Part of 1. Questions to the Cabinet Secretary for Health and Social Services – in the Senedd at 2:12 pm on 14 March 2018.
Yes, and it's a critical point. In some ways, the intermediate care fund and the use of it to enable effective not only discharge, but to ease that transition to the right care setting for the individual, whether that's in their home with the wraparound care that they need to support independent living or, actually, to a care home itself and, again, with the appropriate support as well, is critical. The ICF fund has done so much on this, not only in the Gwent area, but also where it's enabled teams that I visited in Ysbyty Maelor, in Caerphilly, in the Vale of Glamorgan and elsewhere, who actually use the ICF funding and the flexibility it gives to ease that transition, to make the right choices. And it is, of course, fundamentally focused on collaborative working, not only between the local authority and our NHS, but also third sector partners on the ground—those people who really can react to the needs of the individual.
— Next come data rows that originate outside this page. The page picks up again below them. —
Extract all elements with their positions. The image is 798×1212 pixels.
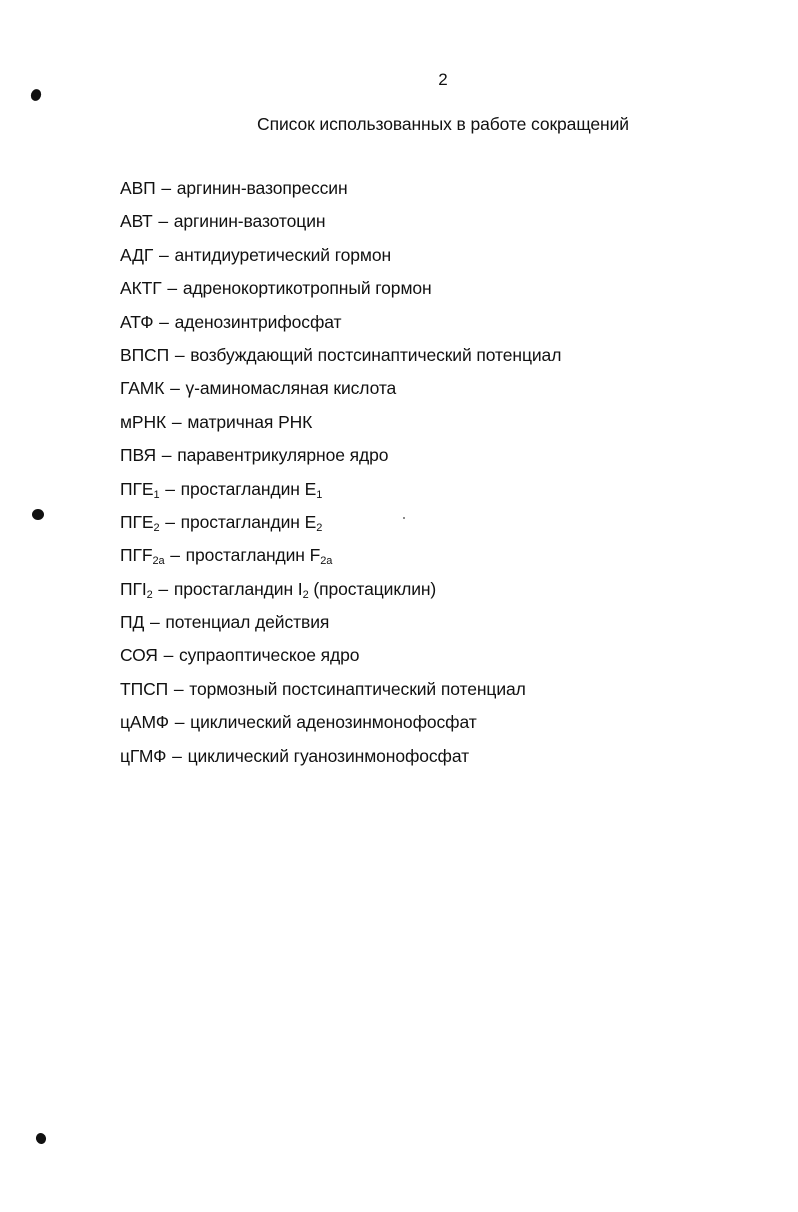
abbreviation-term: ВПСП [120, 344, 170, 365]
abbreviation-definition: циклический гуанозинмонофосфат [187, 745, 470, 766]
abbreviation-item [120, 506, 561, 539]
abbreviation-item [120, 339, 561, 372]
abbreviation-term: ПГЕ [120, 478, 154, 499]
dash-separator: – [154, 311, 174, 332]
abbreviation-definition: антидиуретический гормон [174, 244, 392, 265]
abbreviation-term: ГАМК [120, 378, 165, 399]
abbreviation-definition: возбуждающий постсинаптический потенциал [190, 344, 562, 365]
scan-mark [32, 509, 44, 520]
abbreviation-item [120, 239, 561, 272]
dash-separator: – [167, 411, 187, 432]
definition-subscript: 2 [316, 521, 323, 534]
dash-separator: – [160, 478, 180, 499]
dash-separator: – [156, 178, 176, 198]
abbreviation-definition: адренокортикотропный гормон [182, 278, 432, 299]
abbreviation-item [120, 539, 561, 572]
abbreviation-subscript: 2 [146, 588, 153, 601]
abbreviation-subscript: 2 [153, 521, 160, 534]
abbreviation-item [120, 573, 561, 606]
abbreviation-definition: аргинин-вазопрессин [176, 178, 348, 198]
abbreviation-definition: тормозный постсинаптический потенциал [189, 678, 526, 699]
abbreviation-definition: матричная РНК [187, 411, 313, 432]
abbreviation-item [120, 172, 561, 205]
dash-separator: – [154, 244, 174, 265]
page-title: Список использованных в работе сокращений [257, 114, 629, 134]
dash-separator: – [153, 578, 173, 599]
definition-subscript: 1 [316, 488, 323, 501]
abbreviation-item [120, 473, 561, 506]
abbreviation-item [120, 606, 561, 639]
abbreviation-definition: аргинин-вазотоцин [173, 211, 326, 232]
abbreviation-definition: простагландин F [185, 545, 321, 566]
abbreviation-term: АВТ [120, 211, 153, 232]
abbreviation-subscript: 2a [152, 555, 165, 568]
abbreviation-term: ПГF [120, 545, 153, 566]
abbreviation-definition: простагландин Е [180, 511, 317, 532]
dash-separator: – [145, 612, 165, 633]
abbreviation-definition: циклический аденозинмонофосфат [190, 712, 477, 733]
dash-separator: – [165, 545, 185, 566]
abbreviation-item [120, 205, 561, 238]
definition-suffix: (простациклин) [308, 578, 437, 599]
abbreviation-definition: γ-аминомасляная кислота [185, 378, 397, 399]
dash-separator: – [157, 445, 177, 466]
dash-separator: – [158, 645, 178, 666]
abbreviation-term: мРНК [120, 411, 167, 432]
page-number: 2 [438, 70, 448, 89]
abbreviation-term: цАМФ [120, 712, 169, 733]
dash-separator: – [165, 378, 185, 399]
abbreviation-item [120, 740, 561, 773]
dash-separator: – [160, 511, 180, 532]
abbreviation-item [120, 639, 561, 672]
abbreviation-definition: простагландин Е [180, 478, 317, 499]
abbreviation-list [120, 172, 561, 773]
abbreviation-item [120, 372, 561, 405]
abbreviation-term: ПВЯ [120, 445, 157, 466]
abbreviation-subscript: 1 [153, 488, 160, 501]
abbreviation-term: ТПСП [120, 678, 169, 699]
abbreviation-definition: паравентрикулярное ядро [177, 445, 389, 466]
abbreviation-item [120, 439, 561, 472]
abbreviation-term: АДГ [120, 244, 154, 265]
abbreviation-item [120, 406, 561, 439]
abbreviation-term: ПГЕ [120, 511, 154, 532]
abbreviation-definition: потенциал действия [165, 612, 330, 633]
dash-separator: – [170, 344, 190, 365]
abbreviation-term: цГМФ [120, 745, 167, 766]
dash-separator: – [169, 712, 190, 733]
abbreviation-term: АТФ [120, 311, 154, 332]
dash-separator: – [162, 278, 182, 299]
abbreviation-term: АКТГ [120, 278, 162, 299]
definition-subscript: 2a [320, 555, 333, 568]
dash-separator: – [153, 211, 173, 232]
abbreviation-definition: простагландин I [173, 578, 303, 599]
abbreviation-item [120, 272, 561, 305]
definition-subscript: 2 [302, 588, 309, 601]
abbreviation-term: ПГI [120, 578, 147, 599]
dash-separator: – [167, 745, 187, 766]
abbreviation-item [120, 706, 561, 739]
abbreviation-item [120, 673, 561, 706]
abbreviation-term: АВП [120, 178, 156, 198]
abbreviation-term: ПД [120, 612, 145, 633]
abbreviation-definition: аденозинтрифосфат [174, 311, 342, 332]
abbreviation-item [120, 306, 561, 339]
scan-mark [35, 1132, 48, 1145]
dash-separator: – [169, 678, 189, 699]
abbreviation-term: СОЯ [120, 645, 158, 666]
abbreviation-definition: супраоптическое ядро [179, 645, 360, 666]
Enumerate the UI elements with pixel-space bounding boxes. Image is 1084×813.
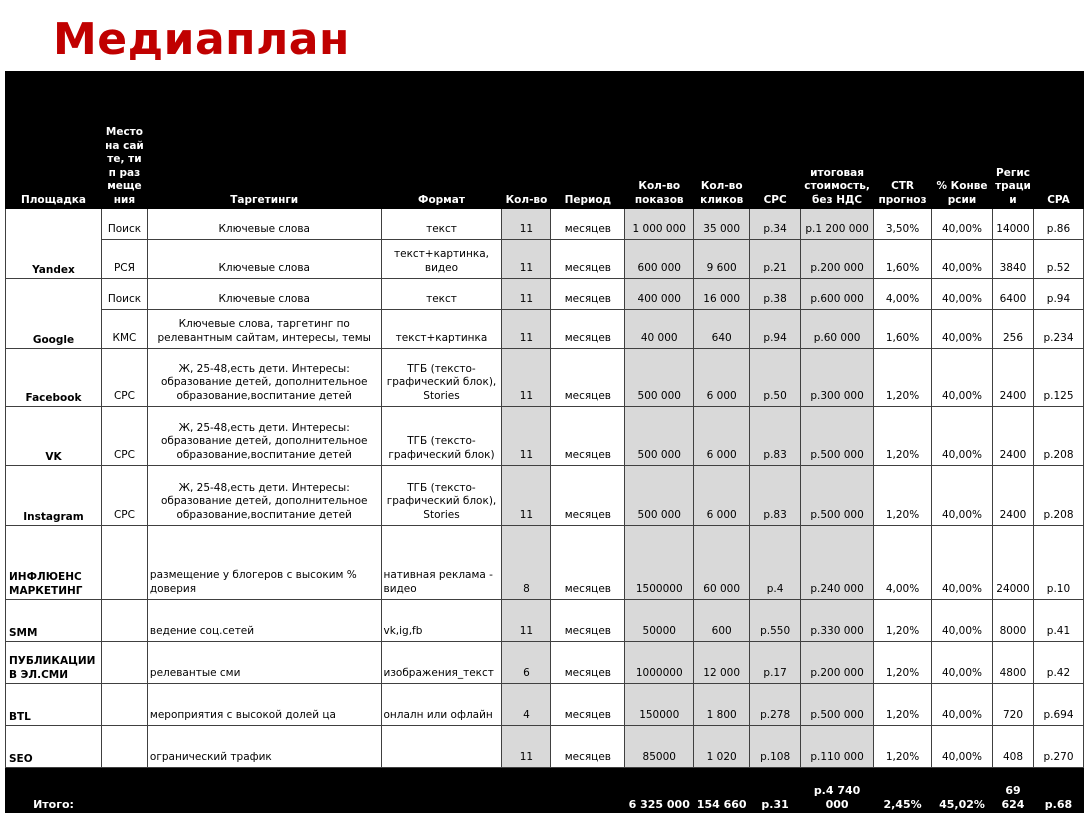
ctr-cell: 1,60% — [874, 310, 932, 349]
clicks-cell: 12 000 — [694, 642, 750, 684]
impressions-cell: 1000000 — [625, 642, 694, 684]
period-cell: месяцев — [551, 279, 625, 310]
cpc-cell: р.94 — [750, 310, 801, 349]
targeting-cell: Ж, 25-48,есть дети. Интересы: образование детей, дополнительное образование,воспитание детей — [147, 466, 381, 526]
platform-cell: SMM — [6, 600, 102, 642]
placement-cell — [101, 600, 147, 642]
placement-cell: Поиск — [101, 279, 147, 310]
qty-cell: 11 — [502, 240, 551, 279]
period-cell: месяцев — [551, 310, 625, 349]
qty-cell: 11 — [502, 407, 551, 466]
qty-cell: 11 — [502, 600, 551, 642]
header-reg: Регистрации — [992, 72, 1033, 209]
header-row — [6, 72, 1084, 209]
format-cell: ТГБ (тексто-графический блок) — [381, 407, 502, 466]
impressions-cell: 400 000 — [625, 279, 694, 310]
placement-cell: CPC — [101, 407, 147, 466]
clicks-cell: 35 000 — [694, 209, 750, 240]
cpa-cell: р.234 — [1033, 310, 1083, 349]
cpc-cell: р.38 — [750, 279, 801, 310]
period-cell: месяцев — [551, 466, 625, 526]
total-cell: р.500 000 — [801, 684, 874, 726]
reg-cell: 408 — [992, 726, 1033, 768]
ctr-cell: 1,20% — [874, 642, 932, 684]
header-clicks: Кол-во кликов — [694, 72, 750, 209]
impressions-cell: 40 000 — [625, 310, 694, 349]
impressions-cell: 150000 — [625, 684, 694, 726]
ctr-cell: 1,20% — [874, 407, 932, 466]
format-cell: текст+картинка — [381, 310, 502, 349]
page-title: Медиаплан — [53, 14, 350, 65]
cpc-cell: р.278 — [750, 684, 801, 726]
targeting-cell: Ж, 25-48,есть дети. Интересы: образование детей, дополнительное образование,воспитание детей — [147, 349, 381, 407]
total-cell: р.1 200 000 — [801, 209, 874, 240]
reg-cell: 14000 — [992, 209, 1033, 240]
cpc-cell: р.50 — [750, 349, 801, 407]
table-row — [6, 209, 1084, 240]
ctr-cell: 1,60% — [874, 240, 932, 279]
clicks-cell: 640 — [694, 310, 750, 349]
total-cell: р.330 000 — [801, 600, 874, 642]
format-cell: изображения_текст — [381, 642, 502, 684]
placement-cell: КМС — [101, 310, 147, 349]
platform-cell: ИНФЛЮЕНС МАРКЕТИНГ — [6, 526, 102, 600]
qty-cell: 6 — [502, 642, 551, 684]
table-row — [6, 279, 1084, 310]
platform-cell: Google — [6, 279, 102, 349]
table-row — [6, 349, 1084, 407]
header-conv: % Конверсии — [932, 72, 993, 209]
qty-cell: 8 — [502, 526, 551, 600]
totals-empty — [381, 768, 502, 813]
placement-cell — [101, 726, 147, 768]
total-cell: р.300 000 — [801, 349, 874, 407]
reg-cell: 720 — [992, 684, 1033, 726]
header-platform: Площадка — [6, 72, 102, 209]
totals-ctr: 2,45% — [874, 768, 932, 813]
conv-cell: 40,00% — [932, 209, 993, 240]
table-row — [6, 600, 1084, 642]
ctr-cell: 1,20% — [874, 466, 932, 526]
cpa-cell: р.694 — [1033, 684, 1083, 726]
qty-cell: 11 — [502, 209, 551, 240]
reg-cell: 2400 — [992, 349, 1033, 407]
total-cell: р.110 000 — [801, 726, 874, 768]
platform-cell: VK — [6, 407, 102, 466]
impressions-cell: 50000 — [625, 600, 694, 642]
period-cell: месяцев — [551, 349, 625, 407]
cpa-cell: р.10 — [1033, 526, 1083, 600]
targeting-cell: мероприятия с высокой долей ца — [147, 684, 381, 726]
placement-cell — [101, 526, 147, 600]
impressions-cell: 85000 — [625, 726, 694, 768]
cpa-cell: р.208 — [1033, 407, 1083, 466]
header-format: Формат — [381, 72, 502, 209]
cpa-cell: р.41 — [1033, 600, 1083, 642]
format-cell: ТГБ (тексто-графический блок), Stories — [381, 466, 502, 526]
format-cell: ТГБ (тексто-графический блок), Stories — [381, 349, 502, 407]
impressions-cell: 500 000 — [625, 349, 694, 407]
conv-cell: 40,00% — [932, 526, 993, 600]
clicks-cell: 16 000 — [694, 279, 750, 310]
period-cell: месяцев — [551, 642, 625, 684]
totals-conv: 45,02% — [932, 768, 993, 813]
cpa-cell: р.270 — [1033, 726, 1083, 768]
cpc-cell: р.550 — [750, 600, 801, 642]
conv-cell: 40,00% — [932, 642, 993, 684]
conv-cell: 40,00% — [932, 684, 993, 726]
table-row — [6, 407, 1084, 466]
totals-cpc: р.31 — [750, 768, 801, 813]
cpc-cell: р.17 — [750, 642, 801, 684]
cpc-cell: р.108 — [750, 726, 801, 768]
period-cell: месяцев — [551, 407, 625, 466]
targeting-cell: Ключевые слова — [147, 209, 381, 240]
conv-cell: 40,00% — [932, 466, 993, 526]
clicks-cell: 600 — [694, 600, 750, 642]
header-qty: Кол-во — [502, 72, 551, 209]
totals-clicks: 154 660 — [694, 768, 750, 813]
conv-cell: 40,00% — [932, 600, 993, 642]
targeting-cell: Ключевые слова — [147, 240, 381, 279]
header-period: Период — [551, 72, 625, 209]
total-cell: р.500 000 — [801, 407, 874, 466]
impressions-cell: 1 000 000 — [625, 209, 694, 240]
conv-cell: 40,00% — [932, 310, 993, 349]
placement-cell — [101, 684, 147, 726]
platform-cell: SEO — [6, 726, 102, 768]
conv-cell: 40,00% — [932, 726, 993, 768]
qty-cell: 11 — [502, 726, 551, 768]
totals-impressions: 6 325 000 — [625, 768, 694, 813]
period-cell: месяцев — [551, 600, 625, 642]
media-plan-table — [5, 71, 1084, 813]
placement-cell: РСЯ — [101, 240, 147, 279]
targeting-cell: огранический трафик — [147, 726, 381, 768]
clicks-cell: 1 800 — [694, 684, 750, 726]
reg-cell: 4800 — [992, 642, 1033, 684]
cpa-cell: р.125 — [1033, 349, 1083, 407]
format-cell: vk,ig,fb — [381, 600, 502, 642]
totals-empty — [101, 768, 147, 813]
ctr-cell: 3,50% — [874, 209, 932, 240]
reg-cell: 3840 — [992, 240, 1033, 279]
ctr-cell: 4,00% — [874, 526, 932, 600]
platform-cell: Facebook — [6, 349, 102, 407]
cpa-cell: р.208 — [1033, 466, 1083, 526]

So, within the Gwent area itself, we have, for example, within the £60 million overall envelope of the ICF this year, £9 million allocated within the Gwent region. 'Taking Wales Forward', of course, committed to retaining this fund, because we can see that, in some ways, this presages where we should be going with health and social care and in terms of the parliamentary review that the Cabinet Secretary referred to: collaborative working, making the money go further, but delivering better outcomes. And we're seeing this more and more now, right across Wales.